WASHINGTON (12/5/13)--The national economy continued to expand at a modest to moderate pace from early October through mid-November, according to the Federal Reserve's Beige Book for October, released Wednesday.
Reports from seven of the 12 Federal Reserve Districts indicated the economy grew at a moderate pace. Four districts reported modest growth. One district, Boston, reported expanding economic activity.
Consumer spending increased at a modest to moderate pace in almost all districts, with retailers offering tempered optimism for the holiday season. Sales of new motor vehicles continued at a moderate to strong pace across most districts, while used-car sales were mixed. Reports on tourism varied, with some locations experiencing lower traffic due to the government shutdown.
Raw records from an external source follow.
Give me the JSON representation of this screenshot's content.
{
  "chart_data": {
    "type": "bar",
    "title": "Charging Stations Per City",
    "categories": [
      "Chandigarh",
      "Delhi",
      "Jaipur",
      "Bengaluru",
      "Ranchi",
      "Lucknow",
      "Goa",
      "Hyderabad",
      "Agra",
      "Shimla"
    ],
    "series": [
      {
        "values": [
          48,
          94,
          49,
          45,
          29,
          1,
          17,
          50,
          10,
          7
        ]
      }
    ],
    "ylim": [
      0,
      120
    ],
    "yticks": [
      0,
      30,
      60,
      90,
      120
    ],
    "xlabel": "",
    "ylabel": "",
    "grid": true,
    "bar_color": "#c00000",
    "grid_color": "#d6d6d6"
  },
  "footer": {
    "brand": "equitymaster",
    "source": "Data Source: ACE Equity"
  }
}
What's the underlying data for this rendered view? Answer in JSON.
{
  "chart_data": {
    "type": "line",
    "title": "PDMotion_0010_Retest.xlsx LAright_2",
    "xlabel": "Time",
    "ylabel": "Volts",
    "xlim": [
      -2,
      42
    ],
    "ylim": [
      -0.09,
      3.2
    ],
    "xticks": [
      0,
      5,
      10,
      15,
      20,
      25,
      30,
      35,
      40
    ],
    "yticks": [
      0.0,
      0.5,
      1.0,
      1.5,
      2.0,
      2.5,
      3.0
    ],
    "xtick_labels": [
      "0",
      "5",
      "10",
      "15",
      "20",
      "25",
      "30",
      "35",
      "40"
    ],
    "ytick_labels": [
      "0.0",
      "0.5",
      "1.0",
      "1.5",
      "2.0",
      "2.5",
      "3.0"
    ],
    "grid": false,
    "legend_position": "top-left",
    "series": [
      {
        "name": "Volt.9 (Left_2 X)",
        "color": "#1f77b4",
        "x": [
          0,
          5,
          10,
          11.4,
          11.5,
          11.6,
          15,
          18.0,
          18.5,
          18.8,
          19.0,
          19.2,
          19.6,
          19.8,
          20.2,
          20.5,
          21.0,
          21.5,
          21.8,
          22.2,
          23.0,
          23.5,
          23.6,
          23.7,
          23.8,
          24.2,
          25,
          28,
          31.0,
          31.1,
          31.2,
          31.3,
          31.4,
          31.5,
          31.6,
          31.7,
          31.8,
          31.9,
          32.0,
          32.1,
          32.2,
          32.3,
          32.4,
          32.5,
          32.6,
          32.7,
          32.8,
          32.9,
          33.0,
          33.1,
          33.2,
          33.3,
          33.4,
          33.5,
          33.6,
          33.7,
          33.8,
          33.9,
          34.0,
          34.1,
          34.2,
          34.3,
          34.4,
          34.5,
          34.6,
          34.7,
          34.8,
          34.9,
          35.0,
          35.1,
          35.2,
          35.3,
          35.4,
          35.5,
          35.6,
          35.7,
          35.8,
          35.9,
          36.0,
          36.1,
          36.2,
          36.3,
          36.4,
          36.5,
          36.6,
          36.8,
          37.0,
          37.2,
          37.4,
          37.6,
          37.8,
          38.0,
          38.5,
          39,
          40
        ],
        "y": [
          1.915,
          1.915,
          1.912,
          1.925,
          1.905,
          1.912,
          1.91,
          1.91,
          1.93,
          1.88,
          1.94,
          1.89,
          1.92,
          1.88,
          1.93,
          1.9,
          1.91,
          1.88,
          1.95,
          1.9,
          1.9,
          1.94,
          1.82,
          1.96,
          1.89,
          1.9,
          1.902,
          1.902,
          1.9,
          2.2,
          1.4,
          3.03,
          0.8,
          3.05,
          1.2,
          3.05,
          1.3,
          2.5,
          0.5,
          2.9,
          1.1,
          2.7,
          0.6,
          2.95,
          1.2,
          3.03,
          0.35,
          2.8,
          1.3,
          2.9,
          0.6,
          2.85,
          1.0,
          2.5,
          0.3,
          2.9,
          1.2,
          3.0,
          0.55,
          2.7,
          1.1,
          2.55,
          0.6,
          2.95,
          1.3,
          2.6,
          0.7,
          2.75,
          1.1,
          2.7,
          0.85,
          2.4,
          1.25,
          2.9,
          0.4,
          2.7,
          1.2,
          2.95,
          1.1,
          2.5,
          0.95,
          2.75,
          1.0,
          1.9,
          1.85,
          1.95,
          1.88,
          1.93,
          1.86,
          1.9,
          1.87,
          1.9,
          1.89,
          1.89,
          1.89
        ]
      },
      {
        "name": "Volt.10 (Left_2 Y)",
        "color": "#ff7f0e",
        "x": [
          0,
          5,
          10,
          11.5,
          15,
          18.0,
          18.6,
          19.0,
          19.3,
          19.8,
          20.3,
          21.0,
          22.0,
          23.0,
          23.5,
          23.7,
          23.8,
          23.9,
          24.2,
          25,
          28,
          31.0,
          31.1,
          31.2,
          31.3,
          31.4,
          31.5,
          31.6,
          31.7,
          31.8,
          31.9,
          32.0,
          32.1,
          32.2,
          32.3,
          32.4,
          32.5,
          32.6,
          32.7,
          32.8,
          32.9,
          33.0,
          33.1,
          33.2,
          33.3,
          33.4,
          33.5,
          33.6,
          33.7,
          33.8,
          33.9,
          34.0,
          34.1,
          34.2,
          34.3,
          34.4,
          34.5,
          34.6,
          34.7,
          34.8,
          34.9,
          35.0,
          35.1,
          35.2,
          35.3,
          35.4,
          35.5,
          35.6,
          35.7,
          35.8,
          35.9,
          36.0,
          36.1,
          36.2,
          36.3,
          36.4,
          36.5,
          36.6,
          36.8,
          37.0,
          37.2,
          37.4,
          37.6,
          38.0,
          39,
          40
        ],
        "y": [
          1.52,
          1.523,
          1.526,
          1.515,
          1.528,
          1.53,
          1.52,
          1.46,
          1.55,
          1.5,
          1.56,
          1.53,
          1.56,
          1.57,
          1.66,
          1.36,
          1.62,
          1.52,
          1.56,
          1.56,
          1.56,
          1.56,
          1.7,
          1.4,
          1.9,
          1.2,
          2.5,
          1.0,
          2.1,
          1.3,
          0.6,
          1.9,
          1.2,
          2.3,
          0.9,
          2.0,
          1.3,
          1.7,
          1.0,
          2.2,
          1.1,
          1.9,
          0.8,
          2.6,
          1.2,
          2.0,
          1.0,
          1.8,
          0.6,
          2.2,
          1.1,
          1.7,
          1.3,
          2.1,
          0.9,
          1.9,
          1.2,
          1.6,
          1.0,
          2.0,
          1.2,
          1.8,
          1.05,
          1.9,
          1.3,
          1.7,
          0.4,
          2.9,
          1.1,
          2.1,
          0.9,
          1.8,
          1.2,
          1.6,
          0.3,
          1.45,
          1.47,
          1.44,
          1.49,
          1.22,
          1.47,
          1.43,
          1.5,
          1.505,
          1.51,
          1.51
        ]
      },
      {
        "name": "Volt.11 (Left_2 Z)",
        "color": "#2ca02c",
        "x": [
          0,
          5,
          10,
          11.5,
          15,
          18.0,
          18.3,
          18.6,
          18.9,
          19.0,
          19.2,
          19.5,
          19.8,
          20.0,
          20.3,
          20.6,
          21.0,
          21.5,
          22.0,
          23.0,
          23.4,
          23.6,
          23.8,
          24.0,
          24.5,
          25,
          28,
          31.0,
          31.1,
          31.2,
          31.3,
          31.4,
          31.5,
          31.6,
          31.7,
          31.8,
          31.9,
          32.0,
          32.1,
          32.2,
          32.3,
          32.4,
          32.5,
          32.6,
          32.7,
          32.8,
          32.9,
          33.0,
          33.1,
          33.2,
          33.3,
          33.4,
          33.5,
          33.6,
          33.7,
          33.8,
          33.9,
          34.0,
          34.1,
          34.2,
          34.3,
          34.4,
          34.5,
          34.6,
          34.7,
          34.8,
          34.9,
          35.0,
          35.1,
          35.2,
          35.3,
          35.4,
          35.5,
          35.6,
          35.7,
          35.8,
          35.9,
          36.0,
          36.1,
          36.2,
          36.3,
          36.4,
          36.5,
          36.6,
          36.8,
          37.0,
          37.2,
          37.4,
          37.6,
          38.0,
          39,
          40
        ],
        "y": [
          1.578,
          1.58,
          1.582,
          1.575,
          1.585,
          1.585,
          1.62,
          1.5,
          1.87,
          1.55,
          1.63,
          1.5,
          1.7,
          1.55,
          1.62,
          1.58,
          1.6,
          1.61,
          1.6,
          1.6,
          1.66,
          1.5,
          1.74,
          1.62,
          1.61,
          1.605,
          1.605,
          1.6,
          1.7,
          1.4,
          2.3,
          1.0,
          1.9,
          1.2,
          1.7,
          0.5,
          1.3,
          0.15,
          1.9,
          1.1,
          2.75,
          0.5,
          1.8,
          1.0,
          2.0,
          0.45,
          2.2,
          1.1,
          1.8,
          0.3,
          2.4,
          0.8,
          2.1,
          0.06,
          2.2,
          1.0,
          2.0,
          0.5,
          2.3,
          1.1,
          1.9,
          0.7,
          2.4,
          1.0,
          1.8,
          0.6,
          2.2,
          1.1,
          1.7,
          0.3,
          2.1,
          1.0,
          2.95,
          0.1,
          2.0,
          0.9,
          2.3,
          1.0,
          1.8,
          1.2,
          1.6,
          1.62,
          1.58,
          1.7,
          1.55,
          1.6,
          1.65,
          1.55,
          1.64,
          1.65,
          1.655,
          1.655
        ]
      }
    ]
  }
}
Residential real estate activity improved across many districts, with moderate to strong growth in multifamily construction. Some slowing in single-family home sales was attributed to seasonal factors. Five districts reported historically low inventories of unsold homes. Activity in nonresidential real estate was stable or improved slightly across many districts.
In banking and finance, lower residential mortgage activity was reported in many districts. Some financial institutions attributed the decline in part to higher interest rates than earlier in the year. Several districts reported increased credit quality, as delinquencies have continued to decline and fewer problem loans have been reported. An increase in business-credit activity was seen in a number of districts.
In the Philadelphia, Richmond, Atlanta, Chicago, and San Francisco districts, some bankers eased lending standards in response to aggressive competition for quality loans," the book said. "Lending standards remained unchanged across loan categories in New York, Cleveland, St. Louis and Kansas City. Consumer borrowing weakened in a few districts, including New York, Richmond, and St. Louis. In Cleveland, Kansas City, and Dallas, demand for consumer loans was little changed, while it increased in Chicago."
A modest increase in hiring was reflected in the Philadelphia, Richmond, St. Louis, Minneapolis and Dallas districts, while hiring in the remaining districts was largely unchanged. Industries that reported moderate employment growth included construction, software and IT services, manufacturing, and healthcare.